HLA-E expression at the cell surface was assessed by flow cytometry using a Mouse IgG1 antibody clone 3D12-PE (Invitrogen). The isotype control was a Mouse IgG1 antibody clone 679.1Mc7-PE (Beckman Coulter). Data were acquired on a FACSCalibur machine (BD Biosciences) and analyzed with BD FACSDiva software 6.1.2.
PBMC subtypes for HLA-E expression and overexpression after incubation with HLA-H were characterized with an antibody panel that included CD3-vioBlue (Miltenyi), CD19-AF700 (Biolegend), CD14-FITC (Biolegend), and viability Dye (eFluor506) (eBioscience) with or without a 3D12 antibody. Data were acquired on a Cytoflex machine (Beckman Coulter).
Statistical Analyses
All association and correlation tests were performed with GRAPH PAD Prism 5 software (California USA). Differences between two modalities were tested using a Mann–Whitney U test. A Kruskal–Wallis one-way ANOVA followed by a Dunn post-hoc test was used to test more than two modalities. Q-PCR results were expressed as dCt (delta of cycle threshold, expression normalized by ACTB endogenous gene) with median and range [min, max]. RNA seq data from 464 lymphoblastoid cell lines from the 1000 Genomes Project were presented as the number of reads. HLA-E protein expression without peptide incubation was estimated as a percentage of expressing cells (cells gated in R2 and defined according to isotype control staining). The HLA-E mobilization at the cell surface upon peptide incubation was estimated and compared to incubation with a solvent (DMSO). Mobilization was assessed by the number of cells expressing HLA-E compared with DMSO (% gated in M2: cells with higher fluorescence than those incubated with DMSO), and by the ratio M2 Mean Fluorescence Intensity (MFI) median (cells incubated with peptide with gated cells in M2 >1%)/M1 MFI median (cells incubated with DMSO).
Results
HLA-H mRNA Is Expressed in PBMC and HBEC
HLA-H transcriptional expression was measured using Real Time PCR. HLA-H primer/probe efficiency, estimated by 10-fold dilution of HBEC mRNA assays, was 2.05; no signal was observed with the gDNA assay or in K562 cells. All PBMC and HBEC samples expressed HLA-H [5.334 (4.291–6.758) and 5.322 (4.268–8.410), respectively] (Figure 1).

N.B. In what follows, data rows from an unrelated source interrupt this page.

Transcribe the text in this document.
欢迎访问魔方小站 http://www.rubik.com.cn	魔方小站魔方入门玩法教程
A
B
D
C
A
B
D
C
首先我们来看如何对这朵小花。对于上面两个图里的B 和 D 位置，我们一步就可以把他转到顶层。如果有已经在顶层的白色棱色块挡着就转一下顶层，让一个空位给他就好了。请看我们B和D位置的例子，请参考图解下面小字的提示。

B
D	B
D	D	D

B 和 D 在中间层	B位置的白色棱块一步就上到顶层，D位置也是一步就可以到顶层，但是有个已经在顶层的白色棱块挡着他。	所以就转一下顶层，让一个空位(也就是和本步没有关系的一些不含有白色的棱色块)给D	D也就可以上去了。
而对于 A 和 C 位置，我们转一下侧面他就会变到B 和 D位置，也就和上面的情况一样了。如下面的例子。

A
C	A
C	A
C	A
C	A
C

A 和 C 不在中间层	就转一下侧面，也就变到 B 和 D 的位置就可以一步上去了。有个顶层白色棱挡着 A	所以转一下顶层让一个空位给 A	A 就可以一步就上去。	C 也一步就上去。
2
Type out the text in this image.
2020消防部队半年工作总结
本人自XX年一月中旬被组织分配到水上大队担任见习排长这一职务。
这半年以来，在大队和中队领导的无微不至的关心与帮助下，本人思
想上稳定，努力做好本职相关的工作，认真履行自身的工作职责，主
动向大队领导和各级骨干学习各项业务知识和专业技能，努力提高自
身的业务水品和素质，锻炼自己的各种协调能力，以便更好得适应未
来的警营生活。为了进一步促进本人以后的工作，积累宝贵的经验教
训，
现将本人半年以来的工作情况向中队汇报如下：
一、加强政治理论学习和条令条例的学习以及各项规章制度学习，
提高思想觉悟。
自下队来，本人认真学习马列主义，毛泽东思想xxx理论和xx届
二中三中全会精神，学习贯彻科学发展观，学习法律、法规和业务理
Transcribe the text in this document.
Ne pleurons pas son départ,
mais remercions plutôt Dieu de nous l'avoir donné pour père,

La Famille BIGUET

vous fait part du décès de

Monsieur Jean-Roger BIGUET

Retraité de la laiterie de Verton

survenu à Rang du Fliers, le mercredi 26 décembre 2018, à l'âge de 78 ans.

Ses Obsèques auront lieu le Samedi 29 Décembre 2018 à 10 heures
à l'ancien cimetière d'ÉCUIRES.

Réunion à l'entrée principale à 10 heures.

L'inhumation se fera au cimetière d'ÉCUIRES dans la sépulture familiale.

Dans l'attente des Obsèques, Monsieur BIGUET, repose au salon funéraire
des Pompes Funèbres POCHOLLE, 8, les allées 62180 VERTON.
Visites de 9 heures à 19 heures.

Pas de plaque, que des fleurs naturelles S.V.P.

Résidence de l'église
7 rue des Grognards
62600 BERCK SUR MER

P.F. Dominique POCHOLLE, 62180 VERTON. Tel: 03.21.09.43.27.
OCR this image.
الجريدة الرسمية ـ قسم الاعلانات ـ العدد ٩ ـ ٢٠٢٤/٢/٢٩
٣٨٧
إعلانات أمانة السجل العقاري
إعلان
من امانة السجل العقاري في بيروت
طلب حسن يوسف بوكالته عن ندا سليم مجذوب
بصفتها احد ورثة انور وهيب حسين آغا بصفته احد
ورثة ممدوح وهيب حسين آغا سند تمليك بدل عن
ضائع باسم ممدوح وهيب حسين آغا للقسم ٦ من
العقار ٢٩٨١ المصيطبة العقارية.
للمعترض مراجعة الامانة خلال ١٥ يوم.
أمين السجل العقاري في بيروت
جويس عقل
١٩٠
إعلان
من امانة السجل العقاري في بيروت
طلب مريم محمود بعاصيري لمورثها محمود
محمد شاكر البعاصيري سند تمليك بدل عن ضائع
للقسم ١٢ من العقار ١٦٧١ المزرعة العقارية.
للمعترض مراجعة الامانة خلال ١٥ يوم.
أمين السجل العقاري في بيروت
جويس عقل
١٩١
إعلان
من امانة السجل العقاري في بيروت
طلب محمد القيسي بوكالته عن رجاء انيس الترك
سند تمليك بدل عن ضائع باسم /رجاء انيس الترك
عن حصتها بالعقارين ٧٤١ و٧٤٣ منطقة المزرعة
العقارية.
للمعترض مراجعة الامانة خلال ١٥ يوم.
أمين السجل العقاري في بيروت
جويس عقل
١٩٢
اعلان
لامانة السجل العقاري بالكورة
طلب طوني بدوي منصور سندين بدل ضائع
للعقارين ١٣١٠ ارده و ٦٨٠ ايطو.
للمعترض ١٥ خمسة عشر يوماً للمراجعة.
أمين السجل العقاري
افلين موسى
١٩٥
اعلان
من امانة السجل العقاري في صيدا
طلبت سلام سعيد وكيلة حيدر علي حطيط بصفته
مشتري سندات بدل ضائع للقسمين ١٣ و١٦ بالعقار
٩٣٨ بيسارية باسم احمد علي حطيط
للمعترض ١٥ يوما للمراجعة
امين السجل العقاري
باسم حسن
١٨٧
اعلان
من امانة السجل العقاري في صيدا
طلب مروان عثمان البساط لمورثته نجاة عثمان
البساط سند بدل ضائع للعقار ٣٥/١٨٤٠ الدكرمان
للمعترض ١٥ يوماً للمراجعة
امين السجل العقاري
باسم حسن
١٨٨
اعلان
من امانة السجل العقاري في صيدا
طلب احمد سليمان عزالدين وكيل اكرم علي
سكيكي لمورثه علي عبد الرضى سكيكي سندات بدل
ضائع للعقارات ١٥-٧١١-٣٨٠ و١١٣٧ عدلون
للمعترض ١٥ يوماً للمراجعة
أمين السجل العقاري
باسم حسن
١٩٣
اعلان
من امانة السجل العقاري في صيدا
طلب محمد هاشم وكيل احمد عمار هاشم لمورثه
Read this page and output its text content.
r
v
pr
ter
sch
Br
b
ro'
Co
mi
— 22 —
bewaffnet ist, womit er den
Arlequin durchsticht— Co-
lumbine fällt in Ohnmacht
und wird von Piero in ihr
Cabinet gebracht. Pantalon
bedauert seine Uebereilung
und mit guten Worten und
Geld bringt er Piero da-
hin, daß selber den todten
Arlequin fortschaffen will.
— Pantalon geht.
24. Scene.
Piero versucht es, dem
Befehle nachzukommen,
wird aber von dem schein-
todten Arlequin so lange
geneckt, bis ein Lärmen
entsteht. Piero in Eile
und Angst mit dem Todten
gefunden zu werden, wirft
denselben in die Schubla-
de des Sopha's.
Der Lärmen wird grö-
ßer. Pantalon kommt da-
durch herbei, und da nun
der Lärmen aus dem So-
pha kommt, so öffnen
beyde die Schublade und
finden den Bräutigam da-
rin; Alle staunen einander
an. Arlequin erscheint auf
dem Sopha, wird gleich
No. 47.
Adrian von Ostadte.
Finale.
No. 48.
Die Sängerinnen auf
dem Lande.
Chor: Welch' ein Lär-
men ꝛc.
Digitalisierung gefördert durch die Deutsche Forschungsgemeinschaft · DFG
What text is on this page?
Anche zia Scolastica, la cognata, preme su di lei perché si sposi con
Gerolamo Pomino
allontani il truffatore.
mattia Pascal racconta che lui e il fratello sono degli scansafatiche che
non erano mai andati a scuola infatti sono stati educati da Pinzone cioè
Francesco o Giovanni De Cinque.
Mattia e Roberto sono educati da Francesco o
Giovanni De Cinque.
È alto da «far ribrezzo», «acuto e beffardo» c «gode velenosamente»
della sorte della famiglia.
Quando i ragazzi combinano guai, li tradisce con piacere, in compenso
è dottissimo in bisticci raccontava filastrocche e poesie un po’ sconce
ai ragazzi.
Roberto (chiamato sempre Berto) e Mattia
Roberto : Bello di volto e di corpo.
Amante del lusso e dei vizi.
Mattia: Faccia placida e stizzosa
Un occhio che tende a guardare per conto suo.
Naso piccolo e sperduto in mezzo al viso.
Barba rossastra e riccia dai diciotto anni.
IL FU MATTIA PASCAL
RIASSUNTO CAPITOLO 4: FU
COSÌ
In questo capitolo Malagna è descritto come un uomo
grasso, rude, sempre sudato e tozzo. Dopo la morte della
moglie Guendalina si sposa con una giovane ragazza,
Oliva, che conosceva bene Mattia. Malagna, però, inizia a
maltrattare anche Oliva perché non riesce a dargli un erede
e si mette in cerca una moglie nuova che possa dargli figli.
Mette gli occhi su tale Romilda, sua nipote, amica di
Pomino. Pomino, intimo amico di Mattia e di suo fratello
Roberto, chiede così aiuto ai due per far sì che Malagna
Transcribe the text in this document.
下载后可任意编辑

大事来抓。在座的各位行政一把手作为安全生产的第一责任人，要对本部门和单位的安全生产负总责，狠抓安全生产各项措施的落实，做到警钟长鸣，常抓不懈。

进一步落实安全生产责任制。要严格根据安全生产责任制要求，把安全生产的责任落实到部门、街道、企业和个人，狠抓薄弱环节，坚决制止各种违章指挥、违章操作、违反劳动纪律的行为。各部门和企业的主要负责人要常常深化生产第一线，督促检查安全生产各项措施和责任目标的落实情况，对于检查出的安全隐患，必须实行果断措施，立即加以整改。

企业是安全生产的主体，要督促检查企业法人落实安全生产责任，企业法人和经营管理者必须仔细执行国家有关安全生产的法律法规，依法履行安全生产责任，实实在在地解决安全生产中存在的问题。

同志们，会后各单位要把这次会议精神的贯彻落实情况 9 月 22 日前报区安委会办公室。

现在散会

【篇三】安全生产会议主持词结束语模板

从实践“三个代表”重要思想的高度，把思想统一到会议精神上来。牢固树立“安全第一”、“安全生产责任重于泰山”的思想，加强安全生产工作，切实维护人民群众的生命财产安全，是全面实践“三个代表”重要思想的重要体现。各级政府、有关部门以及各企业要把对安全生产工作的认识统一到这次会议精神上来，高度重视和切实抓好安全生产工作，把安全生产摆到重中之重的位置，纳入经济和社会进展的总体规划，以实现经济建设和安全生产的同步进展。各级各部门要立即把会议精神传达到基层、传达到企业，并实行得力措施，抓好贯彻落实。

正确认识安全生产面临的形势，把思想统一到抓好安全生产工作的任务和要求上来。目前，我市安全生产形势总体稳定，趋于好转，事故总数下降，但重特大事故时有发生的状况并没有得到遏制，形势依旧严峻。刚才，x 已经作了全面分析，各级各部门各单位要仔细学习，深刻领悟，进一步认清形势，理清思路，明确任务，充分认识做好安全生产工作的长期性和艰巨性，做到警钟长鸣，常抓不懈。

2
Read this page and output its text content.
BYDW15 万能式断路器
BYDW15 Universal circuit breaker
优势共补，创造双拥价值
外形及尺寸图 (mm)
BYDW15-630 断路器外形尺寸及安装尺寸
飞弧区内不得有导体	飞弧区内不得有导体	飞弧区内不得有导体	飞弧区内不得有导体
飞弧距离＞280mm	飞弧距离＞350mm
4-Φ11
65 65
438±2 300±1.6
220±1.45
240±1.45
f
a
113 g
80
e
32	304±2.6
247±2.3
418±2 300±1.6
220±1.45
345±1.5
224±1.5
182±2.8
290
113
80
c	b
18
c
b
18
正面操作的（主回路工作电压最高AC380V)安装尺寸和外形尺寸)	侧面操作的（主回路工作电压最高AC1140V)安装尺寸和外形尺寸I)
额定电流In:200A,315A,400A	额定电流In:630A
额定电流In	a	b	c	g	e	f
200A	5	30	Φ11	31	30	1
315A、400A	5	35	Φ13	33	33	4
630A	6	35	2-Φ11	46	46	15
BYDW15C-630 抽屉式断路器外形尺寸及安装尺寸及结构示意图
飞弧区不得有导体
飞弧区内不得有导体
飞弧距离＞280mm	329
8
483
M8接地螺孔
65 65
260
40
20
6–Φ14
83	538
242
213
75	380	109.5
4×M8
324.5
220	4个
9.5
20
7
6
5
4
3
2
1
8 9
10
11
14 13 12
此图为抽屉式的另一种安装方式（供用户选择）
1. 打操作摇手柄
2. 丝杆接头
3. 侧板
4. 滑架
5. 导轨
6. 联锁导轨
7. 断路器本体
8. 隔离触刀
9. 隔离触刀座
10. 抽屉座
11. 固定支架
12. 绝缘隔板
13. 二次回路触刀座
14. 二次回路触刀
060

Figure 1. HLA-H expression in PBMC and HBEC (dCt: delta of cycle threshold, expression quantified by Q-PCR normalized by ACTB endogenous gene).
In HBEC, HLA-H transcriptional expression was similar to that of HLA-G, both were lower than that of HLA-E (p < 0.0001) (Supplementary Figure 1).
HLA-H mRNA Expression Is Lower in Hemizygous HLA-H Samples
HLA-H expression investigated in RNA-sequencing data from the 1000 Genomes Project (31) showed HLA-H-specific reads for 464 samples. As HLA-H is deleted from chromosomes bearing HLA-A*23/*24 alleles, two samples bearing HLA-A*24:02/24:02 and HLA-A*23:01/24:02 showed 22 and 203 HLA-H reads, respectively, representing background noise. No attempt was made to correct this mismapping bias that is inherent to HLA NGS data mapping (34–36).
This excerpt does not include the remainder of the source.